The University is conveniently placed, with Birmingham International Airport nearby and first-rate transport connections to London and the rest of the UK.
Our international pages contain a wealth of information for international students who are considering applying to study here, including:
The course regularly attracts Spanish-speaking students and we have a strong network of contacts in the Spanish-speaking world. Previous students have undertaken projects based in Spain and some of the course material is also available in Spanish. Paul Bradshaw is even learning to speak the language!
We have a growing network of contacts in Nigeria: two members of staff – Paul Bradshaw and Yemisi Akinbobola – won the prestigious CNN African Journalist of the Year award for an investigation published in Nigeria, and the pair plan to do more in the region.
Canadian students have done particularly well on the course. Undertaking projects in Canada as part of their studies enabled them to build their reputation in that jobs market. One now teaches journalism in Canada.
International students who have a serious interest in studying with us but who perhaps cannot meet the direct entry requirements, academic or English, or who have been out of education for some time, can enter Birmingham City University International College (BCUIC) and begin their degree studies.

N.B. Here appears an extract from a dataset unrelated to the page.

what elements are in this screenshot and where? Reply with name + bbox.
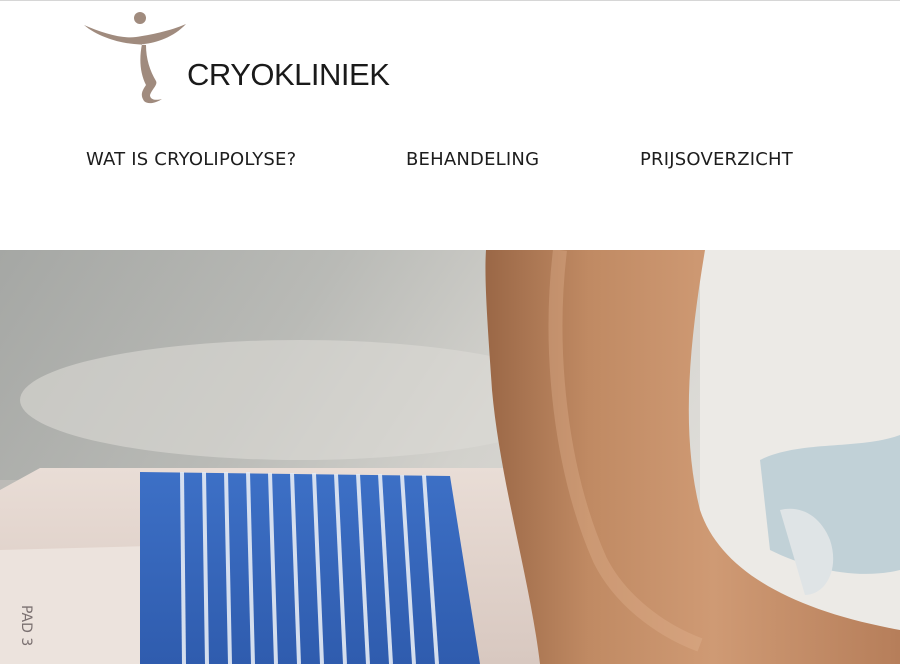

BCUIC is part of the global Navitas Group, an internationally recognised education provider, and the partnership allows students to access the University’s facilities and services and move seamlessly through to achieving a Bachelor’s degree from Birmingham City University.

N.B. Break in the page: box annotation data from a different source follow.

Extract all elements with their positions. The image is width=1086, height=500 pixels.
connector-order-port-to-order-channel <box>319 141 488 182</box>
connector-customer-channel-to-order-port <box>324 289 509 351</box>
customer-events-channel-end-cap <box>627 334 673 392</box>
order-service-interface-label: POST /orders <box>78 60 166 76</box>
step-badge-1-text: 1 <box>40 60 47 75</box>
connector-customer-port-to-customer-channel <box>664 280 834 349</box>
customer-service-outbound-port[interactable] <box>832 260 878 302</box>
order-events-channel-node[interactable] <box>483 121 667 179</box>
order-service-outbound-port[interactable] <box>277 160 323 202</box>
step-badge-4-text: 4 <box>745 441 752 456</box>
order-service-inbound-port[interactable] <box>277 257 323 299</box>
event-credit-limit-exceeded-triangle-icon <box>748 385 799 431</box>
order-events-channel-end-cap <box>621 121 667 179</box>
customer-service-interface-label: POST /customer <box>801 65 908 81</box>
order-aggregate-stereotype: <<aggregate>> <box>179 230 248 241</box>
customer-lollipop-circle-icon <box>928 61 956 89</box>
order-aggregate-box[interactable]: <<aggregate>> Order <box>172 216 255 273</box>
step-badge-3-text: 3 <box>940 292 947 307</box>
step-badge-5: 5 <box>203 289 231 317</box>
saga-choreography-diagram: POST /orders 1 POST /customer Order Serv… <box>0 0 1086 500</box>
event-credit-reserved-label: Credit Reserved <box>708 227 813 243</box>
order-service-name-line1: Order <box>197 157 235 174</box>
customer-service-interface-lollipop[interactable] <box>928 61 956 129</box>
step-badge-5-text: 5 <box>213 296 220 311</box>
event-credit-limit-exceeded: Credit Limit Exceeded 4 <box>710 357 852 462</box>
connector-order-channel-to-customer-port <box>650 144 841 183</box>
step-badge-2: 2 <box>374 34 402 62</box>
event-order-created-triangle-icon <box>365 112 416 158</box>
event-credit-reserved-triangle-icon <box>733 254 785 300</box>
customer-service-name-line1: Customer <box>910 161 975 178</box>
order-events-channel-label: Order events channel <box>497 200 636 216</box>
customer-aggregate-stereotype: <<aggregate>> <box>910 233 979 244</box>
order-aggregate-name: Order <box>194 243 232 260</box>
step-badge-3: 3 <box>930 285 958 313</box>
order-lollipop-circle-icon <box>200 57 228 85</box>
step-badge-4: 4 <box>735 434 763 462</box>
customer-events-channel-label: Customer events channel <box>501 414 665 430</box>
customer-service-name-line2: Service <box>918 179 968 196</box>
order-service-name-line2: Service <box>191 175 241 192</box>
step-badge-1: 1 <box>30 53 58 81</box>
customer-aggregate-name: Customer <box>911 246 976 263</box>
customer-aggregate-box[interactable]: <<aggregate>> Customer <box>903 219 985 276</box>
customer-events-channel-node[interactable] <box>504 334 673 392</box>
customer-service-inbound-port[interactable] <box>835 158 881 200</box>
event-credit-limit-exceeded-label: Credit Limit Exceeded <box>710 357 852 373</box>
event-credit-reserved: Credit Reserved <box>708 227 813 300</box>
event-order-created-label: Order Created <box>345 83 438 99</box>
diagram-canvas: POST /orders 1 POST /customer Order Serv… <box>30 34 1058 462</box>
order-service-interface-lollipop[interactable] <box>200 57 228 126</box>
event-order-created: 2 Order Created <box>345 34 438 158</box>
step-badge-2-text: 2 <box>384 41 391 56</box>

When you join Birmingham City University, the first thing you will notice is the high standard of our campuses. With an investment of £260 million across our buildings and facilities, we are committed to giving you the very best learning environment to help shape your experience.
Birmingham School of Media is recognised as a key centre of excellence in interactive media training, television production and education by Creative SkillSet, the UK Sector Skills Council for the audio visual industries.

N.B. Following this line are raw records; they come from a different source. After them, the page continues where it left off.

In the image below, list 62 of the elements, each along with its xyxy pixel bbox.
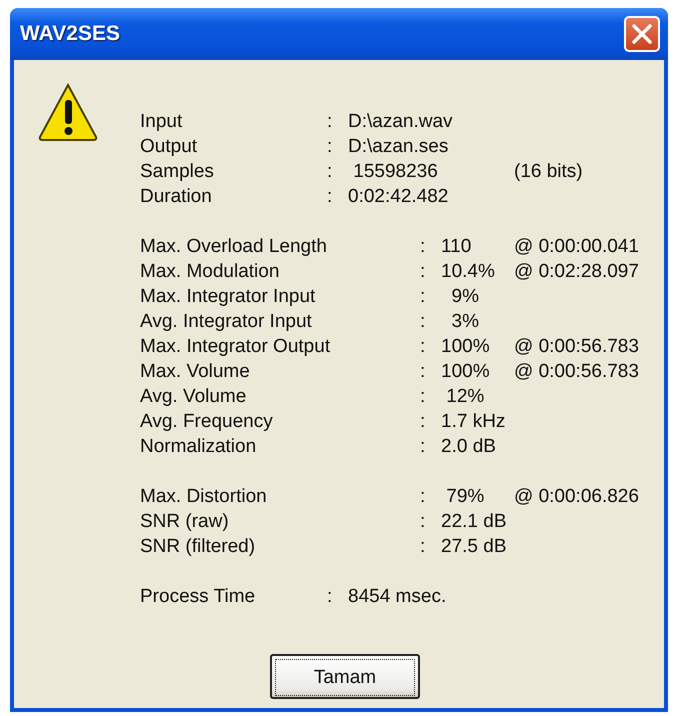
separator: : xyxy=(420,236,426,258)
ok-button[interactable]: Tamam xyxy=(270,654,420,699)
field-note: @ 0:00:56.783 xyxy=(514,360,639,382)
field-value: 100% xyxy=(441,360,491,382)
separator: : xyxy=(420,360,426,382)
field-note: @ 0:00:06.826 xyxy=(514,486,639,508)
field-label: Max. Modulation xyxy=(140,260,280,282)
separator: : xyxy=(420,510,426,532)
field-value: 0:02:42.482 xyxy=(348,186,450,208)
field-label: SNR (raw) xyxy=(140,510,230,532)
field-note: @ 0:00:56.783 xyxy=(514,336,639,358)
field-value: 100% xyxy=(441,336,491,358)
field-label: Normalization xyxy=(140,436,258,458)
field-value: 9% xyxy=(450,286,480,308)
field-label: Max. Distortion xyxy=(140,486,268,508)
field-label: Avg. Integrator Input xyxy=(140,310,313,332)
separator: : xyxy=(420,336,426,358)
separator: : xyxy=(420,286,426,308)
field-value: 15598236 xyxy=(352,160,439,182)
separator: : xyxy=(420,386,426,408)
field-value: 2.0 dB xyxy=(441,436,497,458)
field-note: @ 0:00:00.041 xyxy=(514,236,639,258)
warning-icon xyxy=(38,82,98,142)
separator: : xyxy=(327,110,334,132)
field-value: 12% xyxy=(445,386,486,408)
field-value: 110 xyxy=(441,236,472,258)
field-label: Output xyxy=(140,136,198,158)
field-label: Max. Integrator Output xyxy=(140,336,332,358)
separator: : xyxy=(327,136,334,158)
field-label: Max. Volume xyxy=(140,360,251,382)
separator: : xyxy=(420,310,426,332)
field-value: 3% xyxy=(450,310,480,332)
field-value: 10.4% xyxy=(441,260,496,282)
separator: : xyxy=(327,186,334,208)
field-note: @ 0:02:28.097 xyxy=(514,260,639,282)
separator: : xyxy=(327,160,334,182)
separator: : xyxy=(420,436,426,458)
field-label: Process Time xyxy=(140,586,256,608)
field-value: D:\azan.ses xyxy=(348,136,450,158)
window-title: WAV2SES xyxy=(20,22,120,46)
close-button[interactable] xyxy=(624,16,660,52)
close-icon xyxy=(631,23,653,45)
separator: : xyxy=(327,586,334,608)
field-label: Max. Integrator Input xyxy=(140,286,316,308)
field-value: D:\azan.wav xyxy=(348,110,454,132)
field-value: 1.7 kHz xyxy=(441,410,506,432)
separator: : xyxy=(420,536,426,558)
field-value: 8454 msec. xyxy=(348,586,448,608)
separator: : xyxy=(420,486,426,508)
field-label: Max. Overload Length xyxy=(140,236,328,258)
separator: : xyxy=(420,410,426,432)
separator: : xyxy=(420,260,426,282)
field-label: Avg. Frequency xyxy=(140,410,274,432)
field-value: 22.1 dB xyxy=(441,510,508,532)
field-label: SNR (filtered) xyxy=(140,536,256,558)
field-label: Input xyxy=(140,110,184,132)
field-label: Samples xyxy=(140,160,215,182)
field-value: 27.5 dB xyxy=(441,536,508,558)
field-label: Duration xyxy=(140,186,213,208)
field-note: (16 bits) xyxy=(514,160,584,182)
field-label: Avg. Volume xyxy=(140,386,248,408)
field-value: 79% xyxy=(445,486,486,508)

You will learn in our state-of-the-art facilities - including the £62m fully-digital Media Centre - located on the City Centre Campus. You will enjoy access to extensive studio and workshop space including four TV studios, six radio studios and broadcast-standard edit suites, as well as cutting-edge equipment and software.
Facilities include the largest TV floor of any university in the UK, a ‘green screen’ and the MILO motion control camera - we are one of just two universities in Europe to offer MILO technology.
Our four broadcast-standard edit suites are based on the industry-standard Avid editing system, used in almost all films and the majority of UK television. Two of the suites are specialised for Audio Finishing and Colour Grading. Our six digital radio studios are all linked an equipped with the best news and production software.
You will have access to our full broadcast-standard dubbing suites, which are based on a multi-layered ProTools desk and can dub both film and TV with up to 120 simultaneous sound sources. We also have an ADR (Additional Dialogue Recording) booth and the ability to record Foley (additional live sound).
The Parkside Building has been designed to maximise light and encourage collaboration between artists and students. It is the perfect setting for the workshops and teaching spaces of our design courses, as well as the state-of-the-art media centre for the advanced teaching facilities of Birmingham School of Media.
All this ensures that The Parkside Building offers a first class learning environment and a true central location for students in Birmingham City Centre.
Bob has more than four decades of journalistic experience, including 18 years as a reporter, producer and editor with the BBC. He has worked in regional newspapers, for online news sites and for magazines. Alongside his role at the University, where he teaches broadcast journalism and media law to postgraduate students, he edits two magazines - one of which he also owns and publishes. This work forms the basis of his current PhD by practice research.